Several people have asked me why I didn’t put up a story yesterday about the blasts in New Delhi that killed 61 people. The answer is that while Indian officials said that the blasts were the work of “terrorists,” they were not specific — and there are terror groups in India that are not jihad groups.
Contrary to what is sometimes claimed of us, we do not rush to judgment here. We don’t even post, as has also been claimed, any crime involving a Muslim. I didn’t post the story about the man who was putting feces on pastries, because I wasn’t sure of his motive — although in that case I think now that I paid insufficient attention to the fact that poisoning food with feces is detailed as a tactic in the Al-Qaeda manual found a few years ago by British intelligence.
In the case of the India bombs, I checked story after story for something more conclusive about the identity of the bombers, and found nothing all day yesterday. However, this piece, “Indian Police Hunt for Clues to ID Bombers,” from Herald News Daily, identifies the tactics as characteristic of the Kashmir jihad group Lashkar-e-Tayyaba.
It’s no surprise, of course, especially since the blasts targeted shoppers preparing for Diwali, but I am not in India at the moment and was not going to make the judgment myself. Anyway, it looks as if these blasts are still more evidence that the arguments moderate Muslim spokesmen advance about the impermissibility in Islam of targeting civilians simply aren’t convincing the jihadists. What are the self-proclaimed moderates going to do about that?
NEW DELHI – Investigators searched Sunday for clues to trace the bombers who killed 61 people in two crowded markets in New Delhi, offering rewards for information and detaining more than 20 people in raids on dozens of small hotels across the capital….
They said they were looking for a man in his 20s who refused to buy a ticket on a bus and got off in the Govindpuri neighborhood, leaving behind a large black bag. When some of the 40 passengers raised an alarm, the driver and bus conductor examined it and threw it out just as the blast occurred, injuring them both.
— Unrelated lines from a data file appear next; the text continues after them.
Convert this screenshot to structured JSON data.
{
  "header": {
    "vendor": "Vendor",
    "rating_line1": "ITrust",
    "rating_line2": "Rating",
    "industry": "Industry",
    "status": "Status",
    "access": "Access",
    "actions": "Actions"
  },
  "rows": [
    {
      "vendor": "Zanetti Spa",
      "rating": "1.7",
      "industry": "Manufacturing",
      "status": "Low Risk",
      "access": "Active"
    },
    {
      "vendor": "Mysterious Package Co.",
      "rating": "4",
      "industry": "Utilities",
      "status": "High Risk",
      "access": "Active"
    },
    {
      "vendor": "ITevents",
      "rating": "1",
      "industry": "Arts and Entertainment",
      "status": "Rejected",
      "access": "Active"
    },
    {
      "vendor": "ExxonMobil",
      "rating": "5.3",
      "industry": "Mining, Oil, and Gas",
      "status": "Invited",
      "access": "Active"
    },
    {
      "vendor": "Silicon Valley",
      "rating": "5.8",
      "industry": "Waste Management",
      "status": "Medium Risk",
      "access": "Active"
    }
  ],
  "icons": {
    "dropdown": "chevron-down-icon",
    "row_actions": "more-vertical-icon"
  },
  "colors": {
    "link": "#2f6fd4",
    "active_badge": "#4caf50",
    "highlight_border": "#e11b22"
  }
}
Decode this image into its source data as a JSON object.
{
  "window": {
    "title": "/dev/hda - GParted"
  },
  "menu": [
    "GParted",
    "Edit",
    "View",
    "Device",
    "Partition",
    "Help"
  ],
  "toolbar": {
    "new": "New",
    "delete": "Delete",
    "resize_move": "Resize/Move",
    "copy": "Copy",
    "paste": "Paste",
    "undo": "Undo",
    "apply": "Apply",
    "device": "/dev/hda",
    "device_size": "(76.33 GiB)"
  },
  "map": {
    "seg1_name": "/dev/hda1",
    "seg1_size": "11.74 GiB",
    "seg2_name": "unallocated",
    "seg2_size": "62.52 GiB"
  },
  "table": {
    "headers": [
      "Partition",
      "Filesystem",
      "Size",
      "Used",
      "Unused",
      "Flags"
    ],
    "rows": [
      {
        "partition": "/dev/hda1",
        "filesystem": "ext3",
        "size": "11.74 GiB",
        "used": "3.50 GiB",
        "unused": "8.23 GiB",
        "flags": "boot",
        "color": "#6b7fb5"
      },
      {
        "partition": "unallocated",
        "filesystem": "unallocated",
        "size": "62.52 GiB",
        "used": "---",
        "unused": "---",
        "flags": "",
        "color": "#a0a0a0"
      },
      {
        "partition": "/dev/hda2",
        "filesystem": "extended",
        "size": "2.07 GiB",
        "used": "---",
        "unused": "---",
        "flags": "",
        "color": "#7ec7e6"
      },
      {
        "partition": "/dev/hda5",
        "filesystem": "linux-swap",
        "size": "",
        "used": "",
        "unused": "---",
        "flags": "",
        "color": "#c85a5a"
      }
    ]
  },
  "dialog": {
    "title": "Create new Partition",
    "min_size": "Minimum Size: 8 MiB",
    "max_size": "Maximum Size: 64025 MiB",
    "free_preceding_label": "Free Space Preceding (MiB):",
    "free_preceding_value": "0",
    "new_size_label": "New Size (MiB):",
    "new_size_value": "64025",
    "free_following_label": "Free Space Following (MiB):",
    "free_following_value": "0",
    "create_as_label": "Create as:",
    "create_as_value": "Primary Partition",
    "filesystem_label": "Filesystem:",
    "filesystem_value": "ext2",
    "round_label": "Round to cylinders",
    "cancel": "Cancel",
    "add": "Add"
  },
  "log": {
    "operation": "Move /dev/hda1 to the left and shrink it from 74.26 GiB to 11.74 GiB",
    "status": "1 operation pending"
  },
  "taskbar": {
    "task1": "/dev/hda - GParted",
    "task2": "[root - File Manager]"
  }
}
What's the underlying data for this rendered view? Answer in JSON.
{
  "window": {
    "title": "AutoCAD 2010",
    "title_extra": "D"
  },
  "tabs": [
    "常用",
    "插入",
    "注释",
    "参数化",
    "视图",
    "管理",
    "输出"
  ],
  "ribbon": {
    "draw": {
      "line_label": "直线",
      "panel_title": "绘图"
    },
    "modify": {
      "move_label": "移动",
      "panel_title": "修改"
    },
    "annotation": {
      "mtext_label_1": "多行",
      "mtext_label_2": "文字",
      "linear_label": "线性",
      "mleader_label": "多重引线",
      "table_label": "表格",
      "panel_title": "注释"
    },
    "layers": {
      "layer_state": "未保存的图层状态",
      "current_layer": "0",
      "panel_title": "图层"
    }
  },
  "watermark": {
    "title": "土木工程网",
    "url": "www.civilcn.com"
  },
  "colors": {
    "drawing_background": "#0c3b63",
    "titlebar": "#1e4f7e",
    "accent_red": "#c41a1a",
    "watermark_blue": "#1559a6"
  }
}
That was the only one of the three explosions in which no one was killed.
Though officials avoided pointing fingers, a leading anti-terrorism expert said the timing and nature of the blasts indicated they were the work of Pakistan-based Lashkar-e-Tayyaba, the most feared militant group in Kashmir.
“These are not entirely unexpected. It is a wake up call for all those who think of open borders” between India and Pakistan.
Opening the border is extremely sensitive for India because of a 16-year insurgency by Islamic militants in Kashmir who seek to make the Indian portion independent or unite it with Pakistan.
Pakistan condemned the multiple attacks in New Delhi….
The attacks targeted the many people shopping just days before the festival of Diwali, a major Hindu holiday during which families exchange gifts, light candles and celebrate with fireworks.